2009-10-13

Free copy of book by Hastie, Tibshirani, and Friedman

Hastie and Tibshirani mentioned in their course in Krems am Donau (Austria) that the last edition of their book "The Elements of Statistical Learning: Data Mining, Inference, and Prediction" will be freely available. It is true! You can fetch a free copy from Hastie's webpage (8.2 MB).

RExcel

I am not a fan of MS Windows software. However, the reality is that majority of people use it and it is often easier for me to live with this than to convert the sorounding souls. Additionally I am find ing out lately that majority of my favourite open-source programs work on all major platforms: MS Windows, Mac, and UNIX/Linux. Then there is no problem for me to work on any of these systems. MS Excel tool is similarly very widely used by mases, but not really powerfull when it comes to data analysis. However, we must admit that it is jolly usefull for handling medium sized data and that majority of people perform analyses with Excel. For those that can not live without Excel and have some working knowledge of R I suggest to take a look at the RExcel and its demo video (28 min!). It seems to be very nicely integrated - Excel keeps tracks of all the dependencies, while R takes care of the computations. Of course you can do the same stuff in R, by reruning the script for each change, but the interactivity offered by the Excel has its own merit. Regarding the quality of graphics it is obvious that Excel plots can not match with R. But if you need some interactivity (imagine you would like to study the effect of a particular parameter on distribution density), then Excel plots are good enough.

2009-10-02

smoothScatter in base R

smoothScatter function is now available also in base R - in the recommended package graphics that is shipped with R. Originally this function was in the genepplotter package from Bioconductor. I really like it since it can nicely plot large datasets. Bellow is an example figure (also available at R Graph Gallery). Simply start R and type ?smoothScatter to get familiar with this function.

New version of Pedigree Viewer

Brian and Sandy Kinghorn have made quite some changes to the popular Pedigree Viewer program. In particular they added the mate-selection module. I definitely have to try it out!

2009-09-22

Sustainable selection on body weight in minks

In several species breeders want to increase the body weight to obtain more efficient animals. Often animals are fed ad libitum to give the opportunity to animals to show their growth (as well as obesity) to a maximal extent. However, Danish scientist reported that this might not be sustainable - at least for minks. They conducted the experiment with restricted and ad libitum feeding regime and found out that minks from the restricted group were more fertile and had better utilization of feed. I wonder how does this relate to pigs, rabbits, etc.

2009-09-21

Gelmans talk at Applied Statistics conference in Ribno (Slovenia)

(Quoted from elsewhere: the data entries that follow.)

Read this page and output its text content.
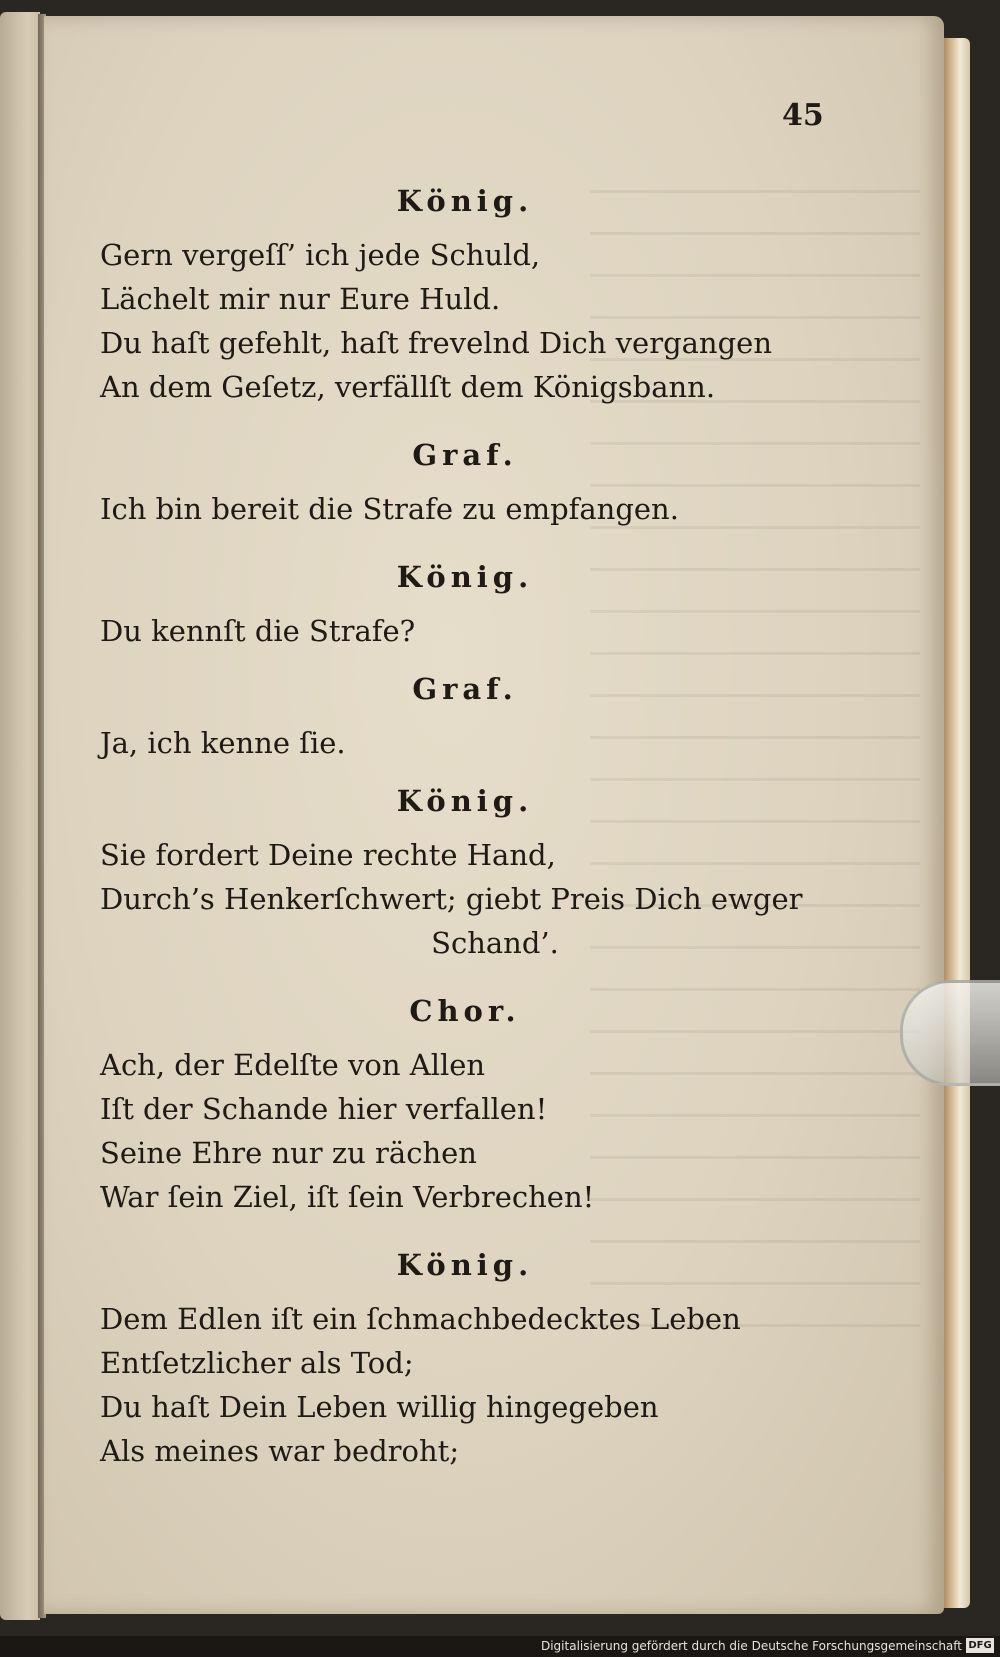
45
König.
Gern vergeſſ’ ich jede Schuld,
Lächelt mir nur Eure Huld.
Du haſt gefehlt, haſt frevelnd Dich vergangen
An dem Geſetz, verfällſt dem Königsbann.
Graf.
Ich bin bereit die Strafe zu empfangen.
König.
Du kennſt die Strafe?
Graf.
Ja, ich kenne ſie.
König.
Sie fordert Deine rechte Hand,
Durch’s Henkerſchwert; giebt Preis Dich ewger
Schand’.
Chor.
Ach, der Edelſte von Allen
Iſt der Schande hier verfallen!
Seine Ehre nur zu rächen
War ſein Ziel, iſt ſein Verbrechen!
König.
Dem Edlen iſt ein ſchmachbedecktes Leben
Entſetzlicher als Tod;
Du haſt Dein Leben willig hingegeben
Als meines war bedroht;
Digitalisierung gefördert durch die Deutsche Forschungsgemeinschaft DFG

I had an oppurtunity to attend the talk by the Andrew Gelman at the Applied Statistics conference in Ribno (Slovenia). It was nice to meet him "in flesh" after reading his books and blog for quite some time now. He is more "funny" and relaxed than I anticipated, but his talk was very brilliant, He mainly talked about weakly informative prior - his new secret weapon ;) Some older slides about this topic are available here.

2009-09-20

ASD talk - Growth performance of station tested rams in Slovenia

I attended the 17th ASD congress in Abano (Italy). I had a presentation about our model development for genetic evaluation of performance tested rams on test stations in Slovenia.


Growth performance of station tested rams in Slovenia

SGD Talk - Fitting pedigree based mixed models in BUGS software

I have a talk today at the 5th SGD congress about fitting animal model (mixed/hierarchical/multilevel model with pedigree information) in BUGS. The abstract was posted before, while the talk slides are available bellow.
Fitting pedigree based mixed models in BUGS software

2009-09-10

Changing font size of R output in Lyx Sweave

Is there a simple way of reducing the size of the font of the R output in Lyx/Sweave? It should be simple, but I can't get anything to work. Placing\huge or \tiny in front of code chunk doesn't change the output.

My reply:
The trick is in what Sweave actually does. Sweave replaces the R code with the code and results, but as Sinput and Soutput environments, i.e.,
<<>>=
1 + 1
@
Becomes
\begin{Schunk}

\begin{Sinput}
> 1 + 1
\end{Sinput}

\begin{Soutput}
[1] 2
\end{Soutput}

\end{Schunk}
Therefore, I think you need to modify the Sinput and/or Soutput tex environments
defined in the Sweave.sty file. However, I have never done anything like that. I think there are some R packages on CRAN that did some of this things - I remember seeing green output etc.